We engineered the CYP175A1 domain of 175RF for the hydroxylation of unnatural substrates. The active site of CYP175A1 is better suited to a linear aliphatic chain of the natural substrate, β-carotene, resulting in a narrow active site. In particular, Q67, Y68, W269, and I270 have large side chains (Fig. S4), which may prevent larger molecules such as testosterone from binding to the active site. In order to allow the entry of large molecules into the active site, we constructed three mutants: 175RFm1, W269P/I270A; 175RFm2, Q67G/Y68I; 175RFm3, Q67G/Y68I/W269P/I270A. The mutants were expressed in E. coli and purified.
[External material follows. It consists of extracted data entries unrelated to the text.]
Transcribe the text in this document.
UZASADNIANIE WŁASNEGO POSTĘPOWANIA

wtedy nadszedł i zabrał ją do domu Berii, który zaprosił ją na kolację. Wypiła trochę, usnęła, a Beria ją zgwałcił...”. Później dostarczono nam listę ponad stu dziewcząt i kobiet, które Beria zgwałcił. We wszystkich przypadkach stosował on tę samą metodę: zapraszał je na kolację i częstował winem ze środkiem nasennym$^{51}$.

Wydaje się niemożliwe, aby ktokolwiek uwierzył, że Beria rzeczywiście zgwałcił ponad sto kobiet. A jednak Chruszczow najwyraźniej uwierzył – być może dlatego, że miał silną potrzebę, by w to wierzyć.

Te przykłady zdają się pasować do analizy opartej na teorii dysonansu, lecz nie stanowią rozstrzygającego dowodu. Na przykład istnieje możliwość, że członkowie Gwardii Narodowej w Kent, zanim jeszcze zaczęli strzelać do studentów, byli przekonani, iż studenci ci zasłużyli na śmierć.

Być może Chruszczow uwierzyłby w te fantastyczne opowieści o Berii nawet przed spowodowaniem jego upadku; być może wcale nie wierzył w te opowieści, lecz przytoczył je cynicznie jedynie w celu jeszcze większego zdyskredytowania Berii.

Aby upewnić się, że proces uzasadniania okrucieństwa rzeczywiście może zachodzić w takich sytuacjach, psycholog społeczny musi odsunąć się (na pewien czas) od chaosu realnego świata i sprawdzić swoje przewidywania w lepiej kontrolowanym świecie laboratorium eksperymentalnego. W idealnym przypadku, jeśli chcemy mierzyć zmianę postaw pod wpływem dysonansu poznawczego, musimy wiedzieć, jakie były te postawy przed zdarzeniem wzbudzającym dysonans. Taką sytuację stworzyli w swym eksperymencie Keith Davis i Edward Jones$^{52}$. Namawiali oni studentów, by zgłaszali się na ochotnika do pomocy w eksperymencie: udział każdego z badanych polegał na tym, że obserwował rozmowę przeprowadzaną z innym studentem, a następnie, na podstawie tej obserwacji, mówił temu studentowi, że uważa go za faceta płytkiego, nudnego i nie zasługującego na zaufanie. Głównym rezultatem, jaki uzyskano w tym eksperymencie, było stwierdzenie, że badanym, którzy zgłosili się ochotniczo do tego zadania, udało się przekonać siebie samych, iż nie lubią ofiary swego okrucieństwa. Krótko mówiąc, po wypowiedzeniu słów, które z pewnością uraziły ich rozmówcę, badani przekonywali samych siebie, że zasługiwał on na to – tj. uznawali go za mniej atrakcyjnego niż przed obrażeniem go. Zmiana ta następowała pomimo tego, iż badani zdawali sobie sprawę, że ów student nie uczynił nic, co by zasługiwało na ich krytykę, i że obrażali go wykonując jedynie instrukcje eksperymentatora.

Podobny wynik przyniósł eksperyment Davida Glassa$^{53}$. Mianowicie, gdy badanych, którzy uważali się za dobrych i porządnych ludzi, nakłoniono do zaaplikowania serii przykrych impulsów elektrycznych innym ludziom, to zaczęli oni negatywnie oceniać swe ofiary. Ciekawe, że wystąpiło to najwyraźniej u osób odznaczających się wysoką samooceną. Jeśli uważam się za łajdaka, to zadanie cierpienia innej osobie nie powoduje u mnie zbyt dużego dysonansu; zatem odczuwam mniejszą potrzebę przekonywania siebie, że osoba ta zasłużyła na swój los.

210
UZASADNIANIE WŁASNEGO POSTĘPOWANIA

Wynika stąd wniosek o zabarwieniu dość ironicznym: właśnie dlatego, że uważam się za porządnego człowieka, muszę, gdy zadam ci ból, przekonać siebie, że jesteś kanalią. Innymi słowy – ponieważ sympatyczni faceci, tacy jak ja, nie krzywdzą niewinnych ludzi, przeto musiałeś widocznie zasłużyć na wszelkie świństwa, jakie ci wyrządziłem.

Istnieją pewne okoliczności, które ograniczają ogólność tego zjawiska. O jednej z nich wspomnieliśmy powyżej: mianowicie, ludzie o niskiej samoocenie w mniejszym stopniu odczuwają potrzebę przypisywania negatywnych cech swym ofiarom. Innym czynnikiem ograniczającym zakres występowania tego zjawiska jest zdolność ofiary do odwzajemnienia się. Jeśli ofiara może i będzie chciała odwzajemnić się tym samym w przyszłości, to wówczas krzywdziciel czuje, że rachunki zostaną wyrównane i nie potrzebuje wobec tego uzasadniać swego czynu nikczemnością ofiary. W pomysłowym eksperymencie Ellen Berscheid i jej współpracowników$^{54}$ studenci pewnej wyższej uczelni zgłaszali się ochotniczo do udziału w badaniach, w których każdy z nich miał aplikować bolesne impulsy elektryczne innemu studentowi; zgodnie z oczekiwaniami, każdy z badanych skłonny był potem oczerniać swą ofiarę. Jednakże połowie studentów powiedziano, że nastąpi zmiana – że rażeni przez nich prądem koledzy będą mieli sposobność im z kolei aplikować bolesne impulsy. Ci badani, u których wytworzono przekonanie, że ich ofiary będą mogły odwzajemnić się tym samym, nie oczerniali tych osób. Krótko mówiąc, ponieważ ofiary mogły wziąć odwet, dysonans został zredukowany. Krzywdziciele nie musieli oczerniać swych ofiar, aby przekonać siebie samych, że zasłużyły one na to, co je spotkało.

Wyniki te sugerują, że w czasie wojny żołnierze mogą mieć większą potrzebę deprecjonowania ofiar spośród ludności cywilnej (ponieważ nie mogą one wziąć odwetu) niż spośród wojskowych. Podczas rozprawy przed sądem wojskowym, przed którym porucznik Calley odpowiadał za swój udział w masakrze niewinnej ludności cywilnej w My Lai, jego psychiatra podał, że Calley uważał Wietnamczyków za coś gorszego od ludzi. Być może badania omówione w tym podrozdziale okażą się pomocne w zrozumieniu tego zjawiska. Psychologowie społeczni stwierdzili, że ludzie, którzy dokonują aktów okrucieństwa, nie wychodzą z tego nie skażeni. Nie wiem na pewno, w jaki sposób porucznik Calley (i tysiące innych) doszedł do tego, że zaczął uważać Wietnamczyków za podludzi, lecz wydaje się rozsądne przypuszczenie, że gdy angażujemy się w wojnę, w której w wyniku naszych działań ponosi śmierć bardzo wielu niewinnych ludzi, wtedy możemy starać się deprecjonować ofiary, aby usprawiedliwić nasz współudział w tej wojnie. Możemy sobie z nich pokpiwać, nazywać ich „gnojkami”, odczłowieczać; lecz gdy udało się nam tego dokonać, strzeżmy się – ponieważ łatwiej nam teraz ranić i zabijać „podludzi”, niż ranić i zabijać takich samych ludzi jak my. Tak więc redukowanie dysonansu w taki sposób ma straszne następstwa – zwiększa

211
The reduced CO-difference spectrum of 175RFm1 showed an
Nilotinib peak at 450 nm and did not show a peak at 420 nm, whereas the reduced CO-difference spectra of 175RFm2 and 175RFm3 had a minor peak at 420 nm in addition to a major peak at 450 nm (data not shown). Although 175RF did not show any hydroxylation of testosterone, all mutants could hydroxylate
testosterone ( Table 1). In particular, 175RFm2 had efficient catalytic activity toward testosterone and produced 2β-hydroxytestosterone as a major metabolite ( Fig. 3). Furthermore, we evaluated the effect of these mutations of the active site on the hydroxylation of β-carotene ( Table 1). The β-carotene hydroxylation activity of 175RFm1 and 175RFm2 was significantly lower (450- and 2000-fold, respectively) than that of 175RF. Furthermore, 175RFm3 completely abolished the β-carotene hydroxylation activity.